Not as decoration. As continuity. Each artifact edition is paired with authenticated material sourced from a specific aircraft with a documented service history. Housed in the packaging. Held alongside the object it belongs with.
Every artifact edition ships with provenance documentation. The aircraft's designation. Its service history. The years it flew and where it flew them. A record of what the material was before it became what it is now.
You are not wearing a reference to something that happened. You are carrying something that was there.

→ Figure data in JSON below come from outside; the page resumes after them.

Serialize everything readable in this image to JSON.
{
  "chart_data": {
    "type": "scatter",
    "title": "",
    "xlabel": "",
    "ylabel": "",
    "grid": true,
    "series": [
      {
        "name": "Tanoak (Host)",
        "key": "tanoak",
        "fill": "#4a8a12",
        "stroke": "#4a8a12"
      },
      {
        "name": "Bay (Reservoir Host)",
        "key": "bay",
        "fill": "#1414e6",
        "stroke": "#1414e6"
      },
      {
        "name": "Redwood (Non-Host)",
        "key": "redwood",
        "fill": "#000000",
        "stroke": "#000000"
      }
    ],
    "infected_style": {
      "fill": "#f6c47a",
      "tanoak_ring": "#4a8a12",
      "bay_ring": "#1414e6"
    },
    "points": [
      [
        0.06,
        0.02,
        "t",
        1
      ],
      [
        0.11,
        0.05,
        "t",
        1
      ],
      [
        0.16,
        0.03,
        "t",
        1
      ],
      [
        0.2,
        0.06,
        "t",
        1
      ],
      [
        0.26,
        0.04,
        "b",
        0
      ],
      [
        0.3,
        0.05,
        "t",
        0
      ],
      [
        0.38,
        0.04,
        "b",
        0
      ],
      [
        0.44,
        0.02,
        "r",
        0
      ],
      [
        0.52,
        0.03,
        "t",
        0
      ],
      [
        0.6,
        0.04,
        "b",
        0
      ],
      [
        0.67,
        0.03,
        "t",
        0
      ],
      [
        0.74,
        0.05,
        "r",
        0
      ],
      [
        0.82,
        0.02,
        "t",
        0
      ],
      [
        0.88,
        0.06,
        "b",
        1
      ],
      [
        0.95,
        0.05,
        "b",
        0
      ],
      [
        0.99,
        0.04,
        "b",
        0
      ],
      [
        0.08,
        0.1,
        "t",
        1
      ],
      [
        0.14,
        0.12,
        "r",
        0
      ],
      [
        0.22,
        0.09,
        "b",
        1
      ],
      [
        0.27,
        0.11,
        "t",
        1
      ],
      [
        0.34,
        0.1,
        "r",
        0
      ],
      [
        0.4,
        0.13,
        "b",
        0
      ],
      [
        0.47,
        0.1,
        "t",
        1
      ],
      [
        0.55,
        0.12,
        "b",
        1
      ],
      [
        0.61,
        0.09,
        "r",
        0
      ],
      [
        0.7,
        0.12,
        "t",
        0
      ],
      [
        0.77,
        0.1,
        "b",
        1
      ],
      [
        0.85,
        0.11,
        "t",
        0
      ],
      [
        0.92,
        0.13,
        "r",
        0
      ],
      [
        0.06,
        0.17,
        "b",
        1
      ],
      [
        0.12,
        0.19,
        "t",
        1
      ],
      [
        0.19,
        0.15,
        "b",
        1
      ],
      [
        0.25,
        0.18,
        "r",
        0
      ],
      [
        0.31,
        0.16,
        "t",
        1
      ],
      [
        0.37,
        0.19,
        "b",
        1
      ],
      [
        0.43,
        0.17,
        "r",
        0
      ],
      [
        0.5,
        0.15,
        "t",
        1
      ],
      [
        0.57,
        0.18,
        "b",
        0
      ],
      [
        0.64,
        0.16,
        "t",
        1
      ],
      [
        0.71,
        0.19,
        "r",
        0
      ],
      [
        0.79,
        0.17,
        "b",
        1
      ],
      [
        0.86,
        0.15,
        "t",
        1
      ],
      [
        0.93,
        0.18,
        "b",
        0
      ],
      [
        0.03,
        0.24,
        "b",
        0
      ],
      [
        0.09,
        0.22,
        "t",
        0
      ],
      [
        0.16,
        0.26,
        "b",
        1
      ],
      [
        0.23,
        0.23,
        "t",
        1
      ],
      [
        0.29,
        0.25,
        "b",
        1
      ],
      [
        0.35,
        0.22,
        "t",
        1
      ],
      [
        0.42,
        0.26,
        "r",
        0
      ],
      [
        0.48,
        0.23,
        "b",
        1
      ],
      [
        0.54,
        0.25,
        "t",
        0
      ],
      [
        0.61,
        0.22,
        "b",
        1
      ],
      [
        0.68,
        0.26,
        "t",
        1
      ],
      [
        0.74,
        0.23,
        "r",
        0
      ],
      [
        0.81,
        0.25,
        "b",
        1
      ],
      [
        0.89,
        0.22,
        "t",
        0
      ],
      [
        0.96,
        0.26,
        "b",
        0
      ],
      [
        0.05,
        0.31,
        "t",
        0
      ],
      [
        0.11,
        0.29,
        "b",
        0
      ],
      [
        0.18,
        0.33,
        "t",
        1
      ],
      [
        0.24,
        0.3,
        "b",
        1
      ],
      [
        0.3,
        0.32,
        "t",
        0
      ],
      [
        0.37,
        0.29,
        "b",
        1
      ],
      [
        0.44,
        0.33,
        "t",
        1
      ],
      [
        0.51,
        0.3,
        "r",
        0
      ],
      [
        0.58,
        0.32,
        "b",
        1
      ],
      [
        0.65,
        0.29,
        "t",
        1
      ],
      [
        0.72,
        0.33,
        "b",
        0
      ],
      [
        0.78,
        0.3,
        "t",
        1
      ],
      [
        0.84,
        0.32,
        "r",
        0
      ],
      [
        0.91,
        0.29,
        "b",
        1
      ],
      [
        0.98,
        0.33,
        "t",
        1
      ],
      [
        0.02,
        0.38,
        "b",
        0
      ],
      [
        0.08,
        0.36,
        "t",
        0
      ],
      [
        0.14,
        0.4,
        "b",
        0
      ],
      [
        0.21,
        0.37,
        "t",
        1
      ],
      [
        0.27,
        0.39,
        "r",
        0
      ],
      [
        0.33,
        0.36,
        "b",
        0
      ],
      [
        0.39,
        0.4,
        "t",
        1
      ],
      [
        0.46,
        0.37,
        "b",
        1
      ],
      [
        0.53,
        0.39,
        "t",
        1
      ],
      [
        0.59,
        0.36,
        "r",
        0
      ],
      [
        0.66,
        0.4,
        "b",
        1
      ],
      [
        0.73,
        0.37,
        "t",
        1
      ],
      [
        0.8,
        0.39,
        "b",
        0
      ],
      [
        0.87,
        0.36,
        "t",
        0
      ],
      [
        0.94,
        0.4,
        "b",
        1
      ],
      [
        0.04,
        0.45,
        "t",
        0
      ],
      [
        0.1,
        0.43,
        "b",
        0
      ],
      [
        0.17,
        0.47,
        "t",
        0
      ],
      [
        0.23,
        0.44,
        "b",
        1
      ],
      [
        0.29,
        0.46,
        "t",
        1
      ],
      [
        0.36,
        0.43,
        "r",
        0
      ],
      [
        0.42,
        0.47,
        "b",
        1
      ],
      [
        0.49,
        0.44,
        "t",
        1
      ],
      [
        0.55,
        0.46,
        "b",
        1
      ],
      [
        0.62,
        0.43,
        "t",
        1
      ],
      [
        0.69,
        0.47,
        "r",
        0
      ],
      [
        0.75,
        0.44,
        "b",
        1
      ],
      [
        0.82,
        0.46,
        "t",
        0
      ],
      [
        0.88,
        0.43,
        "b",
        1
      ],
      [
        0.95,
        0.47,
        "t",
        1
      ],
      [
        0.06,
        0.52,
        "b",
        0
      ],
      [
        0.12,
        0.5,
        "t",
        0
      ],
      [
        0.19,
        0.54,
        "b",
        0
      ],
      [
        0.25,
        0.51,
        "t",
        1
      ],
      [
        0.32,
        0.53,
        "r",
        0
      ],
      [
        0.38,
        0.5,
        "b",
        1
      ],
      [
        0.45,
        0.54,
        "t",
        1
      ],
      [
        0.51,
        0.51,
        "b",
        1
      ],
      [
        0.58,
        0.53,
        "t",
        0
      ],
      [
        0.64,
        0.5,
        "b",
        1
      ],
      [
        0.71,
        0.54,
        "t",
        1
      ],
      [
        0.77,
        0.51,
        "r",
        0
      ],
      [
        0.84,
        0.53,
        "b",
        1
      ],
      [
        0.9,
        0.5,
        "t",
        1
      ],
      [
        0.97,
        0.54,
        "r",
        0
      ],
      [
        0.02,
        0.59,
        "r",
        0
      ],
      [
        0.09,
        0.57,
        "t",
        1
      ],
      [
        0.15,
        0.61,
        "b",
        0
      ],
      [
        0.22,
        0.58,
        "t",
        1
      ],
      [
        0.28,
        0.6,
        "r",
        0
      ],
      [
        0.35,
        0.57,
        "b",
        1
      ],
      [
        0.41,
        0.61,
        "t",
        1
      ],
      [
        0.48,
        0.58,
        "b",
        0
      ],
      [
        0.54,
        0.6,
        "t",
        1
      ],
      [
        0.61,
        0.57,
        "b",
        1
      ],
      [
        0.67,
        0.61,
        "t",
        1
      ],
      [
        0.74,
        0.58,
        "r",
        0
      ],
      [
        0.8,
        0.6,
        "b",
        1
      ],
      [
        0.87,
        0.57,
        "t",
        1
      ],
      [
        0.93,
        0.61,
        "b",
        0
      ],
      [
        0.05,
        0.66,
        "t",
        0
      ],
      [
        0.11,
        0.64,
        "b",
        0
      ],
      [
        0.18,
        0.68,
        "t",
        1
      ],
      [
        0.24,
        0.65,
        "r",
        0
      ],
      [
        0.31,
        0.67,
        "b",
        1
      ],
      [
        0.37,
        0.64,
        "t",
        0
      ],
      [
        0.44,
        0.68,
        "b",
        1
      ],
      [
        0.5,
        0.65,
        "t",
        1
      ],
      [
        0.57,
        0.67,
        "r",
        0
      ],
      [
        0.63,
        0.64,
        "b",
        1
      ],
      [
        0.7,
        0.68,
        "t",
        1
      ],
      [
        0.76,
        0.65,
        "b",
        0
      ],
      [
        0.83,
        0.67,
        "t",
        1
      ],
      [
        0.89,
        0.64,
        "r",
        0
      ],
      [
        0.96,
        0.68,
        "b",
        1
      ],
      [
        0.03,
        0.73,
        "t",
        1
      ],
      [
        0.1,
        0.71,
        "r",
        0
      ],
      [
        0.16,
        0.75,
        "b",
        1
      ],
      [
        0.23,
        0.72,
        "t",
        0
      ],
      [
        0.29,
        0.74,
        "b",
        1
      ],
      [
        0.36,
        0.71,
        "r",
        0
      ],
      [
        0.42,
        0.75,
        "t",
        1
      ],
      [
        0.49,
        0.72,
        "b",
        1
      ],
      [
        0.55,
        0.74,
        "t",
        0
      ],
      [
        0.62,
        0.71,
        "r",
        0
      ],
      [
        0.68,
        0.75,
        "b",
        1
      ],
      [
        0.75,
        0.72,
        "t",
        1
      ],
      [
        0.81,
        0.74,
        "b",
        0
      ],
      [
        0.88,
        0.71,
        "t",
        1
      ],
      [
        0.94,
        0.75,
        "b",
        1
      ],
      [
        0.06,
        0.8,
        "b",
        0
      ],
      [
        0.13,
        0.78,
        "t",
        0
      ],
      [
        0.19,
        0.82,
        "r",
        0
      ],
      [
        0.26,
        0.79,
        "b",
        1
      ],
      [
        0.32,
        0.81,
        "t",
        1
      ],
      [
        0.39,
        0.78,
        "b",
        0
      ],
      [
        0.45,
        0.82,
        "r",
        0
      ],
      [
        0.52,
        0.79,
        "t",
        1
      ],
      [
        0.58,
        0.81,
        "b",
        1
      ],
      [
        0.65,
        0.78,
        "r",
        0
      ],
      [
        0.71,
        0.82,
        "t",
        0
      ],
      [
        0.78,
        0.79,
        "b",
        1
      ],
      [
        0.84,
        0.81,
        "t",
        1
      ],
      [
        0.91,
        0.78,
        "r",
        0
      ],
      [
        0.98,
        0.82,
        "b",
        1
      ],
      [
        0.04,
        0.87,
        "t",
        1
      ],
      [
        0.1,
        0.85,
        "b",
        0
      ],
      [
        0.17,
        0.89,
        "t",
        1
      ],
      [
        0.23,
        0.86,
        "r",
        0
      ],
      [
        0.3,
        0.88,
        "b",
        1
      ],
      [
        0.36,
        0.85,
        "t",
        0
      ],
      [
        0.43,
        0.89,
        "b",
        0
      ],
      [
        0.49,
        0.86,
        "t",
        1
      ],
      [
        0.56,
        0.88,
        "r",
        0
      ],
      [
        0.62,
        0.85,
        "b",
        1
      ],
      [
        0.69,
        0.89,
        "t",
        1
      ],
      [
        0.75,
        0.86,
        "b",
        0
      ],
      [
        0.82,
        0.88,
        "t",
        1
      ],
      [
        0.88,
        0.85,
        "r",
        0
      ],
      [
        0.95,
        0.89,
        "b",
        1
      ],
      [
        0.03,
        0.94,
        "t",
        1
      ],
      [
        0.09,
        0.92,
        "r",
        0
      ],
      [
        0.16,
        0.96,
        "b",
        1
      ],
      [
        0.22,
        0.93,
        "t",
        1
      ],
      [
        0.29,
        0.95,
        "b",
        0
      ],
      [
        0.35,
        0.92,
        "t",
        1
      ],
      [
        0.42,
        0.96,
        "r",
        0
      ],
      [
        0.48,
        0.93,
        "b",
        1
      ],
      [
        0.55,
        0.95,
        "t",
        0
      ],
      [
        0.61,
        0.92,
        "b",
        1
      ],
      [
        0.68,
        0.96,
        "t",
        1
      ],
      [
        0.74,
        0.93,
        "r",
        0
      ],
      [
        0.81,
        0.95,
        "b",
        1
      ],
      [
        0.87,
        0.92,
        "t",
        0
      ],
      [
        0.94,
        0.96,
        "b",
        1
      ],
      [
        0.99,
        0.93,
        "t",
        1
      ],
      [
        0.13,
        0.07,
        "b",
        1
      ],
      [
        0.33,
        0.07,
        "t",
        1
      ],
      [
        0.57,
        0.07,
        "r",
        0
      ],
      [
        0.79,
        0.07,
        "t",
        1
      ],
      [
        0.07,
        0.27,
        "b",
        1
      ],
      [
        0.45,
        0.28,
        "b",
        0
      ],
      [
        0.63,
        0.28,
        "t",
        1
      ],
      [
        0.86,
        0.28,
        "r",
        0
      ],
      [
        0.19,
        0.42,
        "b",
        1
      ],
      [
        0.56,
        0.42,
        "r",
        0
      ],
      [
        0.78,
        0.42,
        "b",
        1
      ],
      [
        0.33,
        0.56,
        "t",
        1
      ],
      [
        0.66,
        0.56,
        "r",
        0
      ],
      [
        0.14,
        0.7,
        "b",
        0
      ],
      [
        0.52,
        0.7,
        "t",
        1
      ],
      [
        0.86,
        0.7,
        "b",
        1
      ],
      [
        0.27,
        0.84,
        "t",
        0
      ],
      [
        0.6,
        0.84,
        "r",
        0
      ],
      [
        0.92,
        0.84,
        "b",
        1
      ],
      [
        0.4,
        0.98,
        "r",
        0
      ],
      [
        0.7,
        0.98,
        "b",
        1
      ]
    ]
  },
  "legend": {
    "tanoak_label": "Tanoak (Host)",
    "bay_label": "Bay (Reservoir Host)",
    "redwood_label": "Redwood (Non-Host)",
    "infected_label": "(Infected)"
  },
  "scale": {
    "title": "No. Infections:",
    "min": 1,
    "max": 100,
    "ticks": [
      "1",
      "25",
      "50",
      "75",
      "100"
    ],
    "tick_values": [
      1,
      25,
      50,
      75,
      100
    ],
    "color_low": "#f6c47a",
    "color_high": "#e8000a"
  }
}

Artifact editions are produced in numbered series. Each edition is fixed at the time of production. There is no second run. When the series is complete, it is complete.
NA P-51 MUSTANG
P-51D Mustang ‘Janie’ was constructed By North American Aviation in Dallas Texas in 1945. One of a batch of 10 which left the factory on 16th July 1945, it was shipped to New Zealand where it spent the next 10 years as NZ2427. NZ2427 was sold in May 1958 for the equivalent of £80 to Barry North and Pete Colman, remaining on Pete Colmans farm until 1990. In 1990 the Alpine Fighter Collection of New Zealand purchased the airframe and it was moved into storage at their headquarters at Wanaka. In 1997 the current owner Maurice Hammond purchased the airframe and transported it to the UK, registering it as G-MSTG. Over the next 4 ½ years Maurice undertook a full restoration including an overhaul of the Packard Merlin engine. Its maiden post restoration flight was on Friday July 13th 2001 in the WWII colour scheme of Major Bill Price from the 350th Squadron, 353rd Fighter Group based at Raydon, Essex.
HAWKER HURRICANE
This Eyepiece inherits the legacy of the formidable Hawker Hurricane, WWII's most resilient fighter.
We’ve worked with authentic components - a compass and tail wheel fragment from a Hawker Hurricane - extremely rare and real collectibles. We’ve confirmed these fragments’ origins, but tracing them back to their specific planes has been a bit tricky. Yet, we believe these parts belong to aircraft that participated in the Battle of Britain, possibly even shot down during combat. This mystery adds an intriguing element and an extraordinary story to tell.